PSTT is a gynecologic tumor that takes the form of a hydatidiform mole (complete or partial), an invasive mole, or a choriocarcinoma, and originates from the trophoblast layer, making it a GTD. ² It is a rare tumor that mainly occurs in women with histories of abortions, pregnancy terminations, or even pathologic or normal ongoing pregnancies. It appears sonographically as heterogeneous echogenic lesions, with peripheral vascular signals indicative of neoangiogenesis.^1,8 A persistently low or normal ß-hCG level is helpful for the diagnosis, ⁸ as other forms of GTD typically have high levels of ß-hCG secretion. ⁹ The preliminary diagnosis was PSTT because of the similarity of the current patient's sonographic and laboratory findings to those reported in the English medical research literature.

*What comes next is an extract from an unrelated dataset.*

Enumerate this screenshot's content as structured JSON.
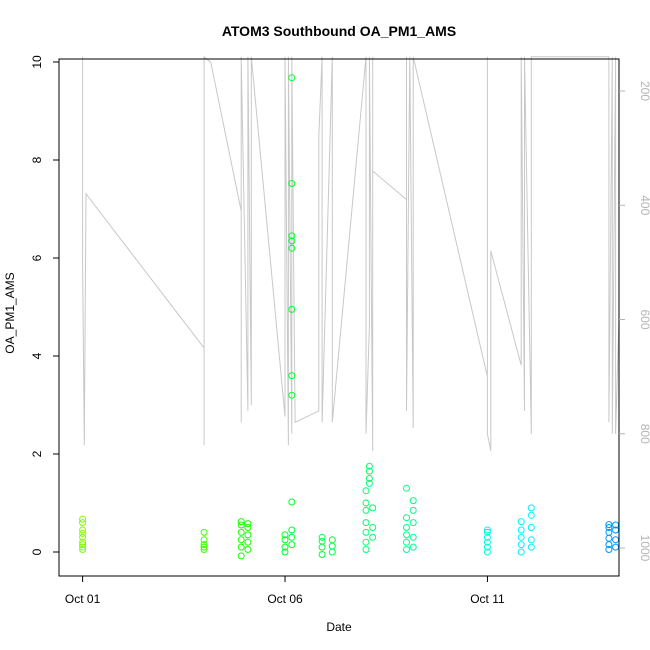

In this current case, a malignant process such as PSTT, as opposed to placenta accreta, was indicated by the gestational week of termination (second trimester), the enlarged uterus, and the hypervascularization of the uterine mass, in addition to the uterine-wall invasion. Endometrial curettage was not performedbecause this procedure—in cases of PSTT, as well as in cases of placenta accreta—may result in heavy uterine bleeding that necessitates an emergency hysterectomy. Generally, hysterectomy is the first-choice treatment for placenta accreta as well for PSTT. ⁵

Cases of PSTT, as mentioned above, can be incorrectly diagnosed, based on sonographic and laboratory findings, as retained portions of placenta, placenta accreta/percreta, choriocarcinoma, quiescent GTD, exaggerated placental site, placental-site nodule, or epithelioid type of leiomyosarcoma. ⁴ After hysterectomy, a definitive diagnosis can be established by histopathologic examination. ¹⁰

The current authors have determined some histopathologic differences between PSTT and placenta accreta that are helpful for avoiding misdiagnosis. These include the attachment of chorionic villi to myometrial smooth-muscle fibers, the absence of—or reduction in—the decidua basalis layer with a thick layer of fibrin, and hemosiderin-laden macrophages. These three features are usually seen with placenta accreta on microscopy examination. ¹¹ In contrast, histopathologic examination of PSTT reveals intermediate trophoblast proliferation that invades the myometrium deeply in large nests and an interdigitating pattern or masses with no cytotrophoblast and villi. Extensive deposition of fibrinoid material, with invasion of blood vessels, is usually seen in microscope images. ¹²

Conclusions

The rising rate of C-sections suggests that obstetricians will see more placental-attachment abnormalities. This emphasizes the importance of paying attention to the diagnosis of retained placenta accreta in patients with extensive bleeding, either postpartum or following termination or abortion. Both PSTT and placenta accreta are treated by hysterectomy, so the current authors believe that performing endometrial curettage is critical for supporting a prediagnosis, which, in both diseases, could result in prolific bleeding. The aim in presenting this case is to call attention to known similar laboratory and sonographic findings between placenta accreta and the rare malignant PSTT tumor, as well as to show that misdiagnosis between them can be rectified with a histopathologic examination.